Provenant des collections des Médicis, cette sculpture est un chef-d’œuvre de mouvement, tant le satyre apporte vie et passion à sa danse. Le pied droit est appuyé sur un scabillum, instrument en forme de soufflet, produisant des sons perçants, les deux mains tenant des cymbales. À noter que la tête, les bras et les cymbales furent refaits par Michel-Ange au XVIe siècle.  

Un autre antique abordant ce sujet fut découvert à Rome en 1630. 

Appartenant à un groupe à l’origine probablement en bronze disparu au IIe siècle avant Jésus-Christ dans lequel une nymphe devait répondre à l’invitation à la danse du satyre, cette œuvre fut reproduite en marbre au Ier ou au IIe siècle ap. JC. Acquise par Louis XIV auprès du cardinal de Mazarin en 1665, ce Satyre dansant en marbre blanc a décoré le Jardin des Tuileries puis le bosquet de la Girandole au château de Versailles, avant de rejoindre les collections du Musée du Louvre. 

Le rayonnement de cette sculpture fut fondamental, apparaissant comme l’une des sources majeures d’inspiration pour les artistes de la Renaissance. Ainsi, rivalisant avec le modèle antique, un bronze représentant un faune aux cymbales attribué à Adriaen de Vries (vers 1556 - 1626) est désormais conservé au J. Paul Getty Museum de Malibu.  

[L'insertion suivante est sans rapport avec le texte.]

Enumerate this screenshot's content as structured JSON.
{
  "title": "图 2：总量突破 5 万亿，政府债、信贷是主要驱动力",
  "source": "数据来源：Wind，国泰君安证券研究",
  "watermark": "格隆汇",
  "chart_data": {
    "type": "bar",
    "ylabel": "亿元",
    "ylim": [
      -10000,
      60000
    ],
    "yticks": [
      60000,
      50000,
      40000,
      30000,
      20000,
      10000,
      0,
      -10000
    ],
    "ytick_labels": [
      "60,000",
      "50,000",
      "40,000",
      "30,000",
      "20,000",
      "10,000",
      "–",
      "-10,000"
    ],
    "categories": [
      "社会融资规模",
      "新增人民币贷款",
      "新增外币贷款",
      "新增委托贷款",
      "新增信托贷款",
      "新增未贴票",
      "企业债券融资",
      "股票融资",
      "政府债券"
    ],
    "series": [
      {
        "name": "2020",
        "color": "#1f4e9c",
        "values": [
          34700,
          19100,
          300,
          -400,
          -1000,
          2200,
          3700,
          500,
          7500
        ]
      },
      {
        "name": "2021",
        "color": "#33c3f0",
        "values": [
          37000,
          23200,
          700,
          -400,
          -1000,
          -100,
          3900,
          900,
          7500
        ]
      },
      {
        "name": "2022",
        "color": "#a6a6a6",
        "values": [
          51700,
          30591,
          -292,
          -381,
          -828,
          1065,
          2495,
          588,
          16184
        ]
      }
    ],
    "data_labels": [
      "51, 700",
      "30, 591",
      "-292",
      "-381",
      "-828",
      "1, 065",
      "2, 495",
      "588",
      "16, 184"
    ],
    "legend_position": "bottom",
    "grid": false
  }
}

Ces œuvres admirables, tant par leur sujet et la chaleur de leur patine que par leur petite taille séduisirent toutes les élites européennes, véhiculant avec eux une Antiquité idéale, non pas archéologique, mais réinventée par le génie des artistes contemporains. Tout amateur se devait alors de collectionner des bronzes, « regardés comme une curiosité noble et propre à l’ornement des grands appartements ou des cabinets » (Gersaint, cat. Fontpertuis, 1747). Le bronze présenté, dans un état de conservation exceptionnel, avec sa laque d’origine lui donnant un aspect brillant, est à rapprocher de ces modèles antiques fameux. Faisant écho aux collections des Médicis et de Louis XIV, ce satyre dansant est une œuvre rare, reflétant l’immense fascination qu’exerçaient les petits bronzes.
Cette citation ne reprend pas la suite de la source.